このバグではまず、リファクタリングを行いやすい様に、WidgetTextEvent
の保持する文節情報をnsTArray
の派生クラスで処理しやすくし、また、Netscape時代から続く、WidgetTextEvent
の未確定文字列の文節情報をnsDOMTextEvent
でコピーする、という無駄で分かり難い設計を改善することをゴールにしました。
この修正により、WidgetTextEvent
は、新たに定義された、TextRangeArray
クラスのインスタンスを必要な場合にのみヒープに確保して、それへの参照を保持するようになりました。このため、スタックに文節情報を保存し、メモリの断片化を抑えるという手法が使えなくなりましたが、TextRangeArray
は、nsAutoTArray<TextRange, 10>
の派生クラスで、9文節とキャレットの情報、または10文節の情報を、再アロケーション無しで取り扱えるため、今回の修正による新たなメモリ断片化は起きづらいのでは無いかと思います。

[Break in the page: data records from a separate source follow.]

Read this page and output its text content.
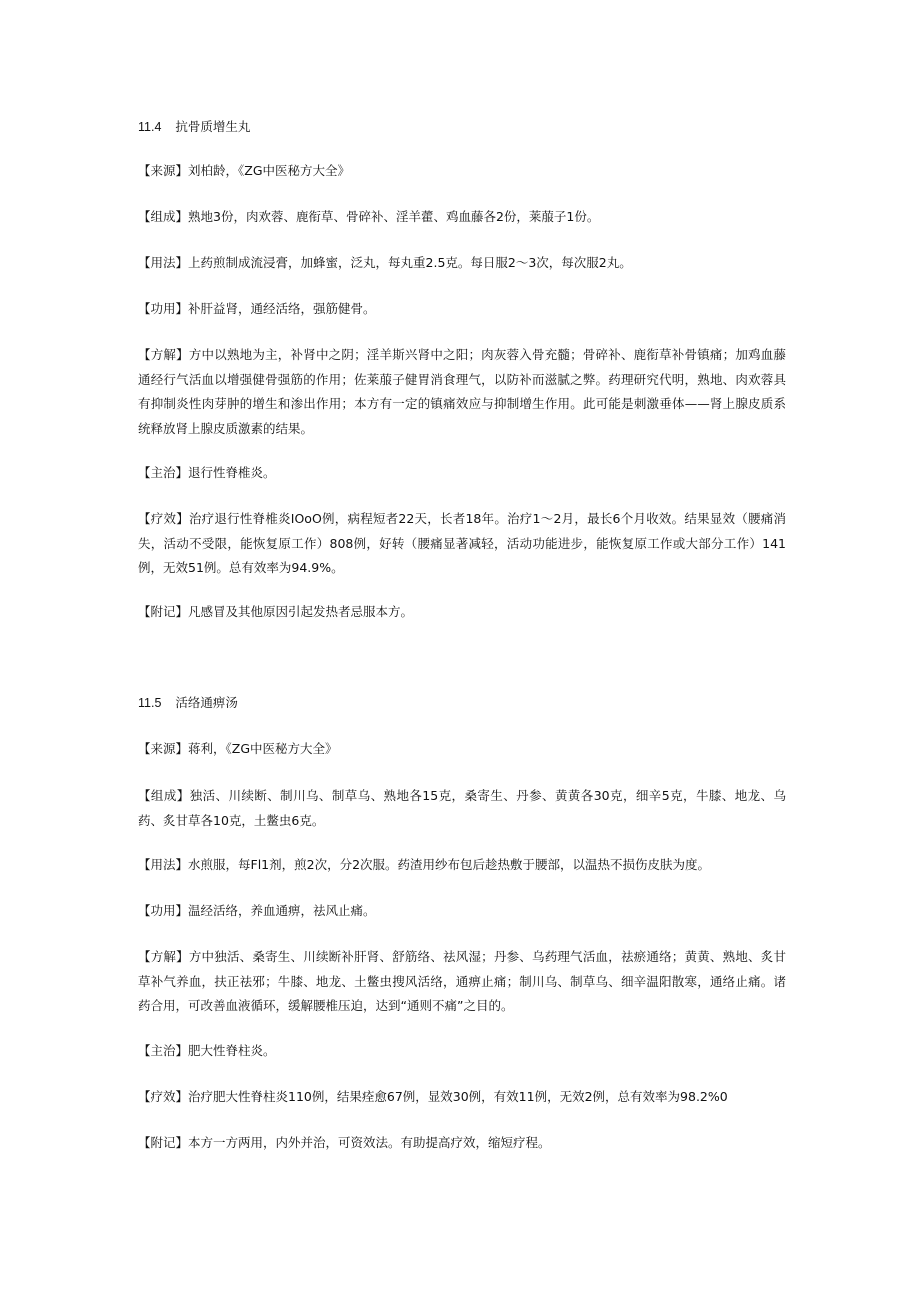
11.4 抗骨质增生丸
【来源】刘柏龄，《ZG中医秘方大全》
【组成】熟地3份，肉欢蓉、鹿衔草、骨碎补、淫羊藿、鸡血藤各2份，莱菔子1份。
【用法】上药煎制成流浸膏，加蜂蜜，泛丸，每丸重2.5克。每日服2～3次，每次服2丸。
【功用】补肝益肾，通经活络，强筋健骨。
【方解】方中以熟地为主，补肾中之阴；淫羊斯兴肾中之阳；肉灰蓉入骨充髓；骨碎补、鹿衔草补骨镇痛；加鸡血藤通经行气活血以增强健骨强筋的作用；佐莱菔子健胃消食理气，以防补而滋腻之弊。药理研究代明，熟地、肉欢蓉具有抑制炎性肉芽肿的增生和渗出作用；本方有一定的镇痛效应与抑制增生作用。此可能是刺激垂体——肾上腺皮质系统释放肾上腺皮质激素的结果。
【主治】退行性脊椎炎。
【疗效】治疗退行性脊椎炎IOoO例，病程短者22天，长者18年。治疗1～2月，最长6个月收效。结果显效（腰痛消失，活动不受限，能恢复原工作）808例，好转（腰痛显著减轻，活动功能进步，能恢复原工作或大部分工作）141例，无效51例。总有效率为94.9%。
【附记】凡感冒及其他原因引起发热者忌服本方。
11.5 活络通痹汤
【来源】蒋利，《ZG中医秘方大全》
【组成】独活、川续断、制川乌、制草乌、熟地各15克，桑寄生、丹参、黄黄各30克，细辛5克，牛膝、地龙、乌药、炙甘草各10克，土鳖虫6克。
【用法】水煎服，每Fl1剂，煎2次，分2次服。药渣用纱布包后趁热敷于腰部，以温热不损伤皮肤为度。
【功用】温经活络，养血通痹，祛风止痛。
【方解】方中独活、桑寄生、川续断补肝肾、舒筋络、祛风湿；丹参、乌药理气活血，祛瘀通络；黄黄、熟地、炙甘草补气养血，扶正祛邪；牛膝、地龙、土鳖虫搜风活络，通痹止痛；制川乌、制草乌、细辛温阳散寒，通络止痛。诸药合用，可改善血液循环，缓解腰椎压迫，达到“通则不痛”之目的。
【主治】肥大性脊柱炎。
【疗效】治疗肥大性脊柱炎110例，结果痊愈67例，显效30例，有效11例，无效2例，总有效率为98.2%0
【附记】本方一方两用，内外并治，可资效法。有助提高疗效，缩短疗程。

またこのクラスは動的にアロケーションし、参照カウンタで管理するようになっています。このため、nsDOMTextEvent
内でコピーを作成する必要が無くなり、その結果、nsDOMTextEvent
、その固有のインターフェースであるnsIPrivateTextEvent
、文節の情報をXPCOMとして表現するnsIPrivateTextRange
、これを配列として表現するnsIPrivateTextRangeList
、そしてこれらのコンクリートクラスである、nsPrivateTextRange
とnsPrivateTextRange
を削除することができました。
そして、TextRangeArray
は、TextComposition
がnsEditor
の代わりに保存するようになりしました。これにより、文節情報にはエディタ外からでも簡単に参照可能になっています。これにより、nsEditor
と、IMETextTxn
クラスの関係を今までよりも疎遠にすることに成功しています。
言葉では非常に伝わりにくいですが、興味のある方はパッチを参照してみてください。かなり、エディタやイベント周りのコードがシンプルになったことが分かると思います。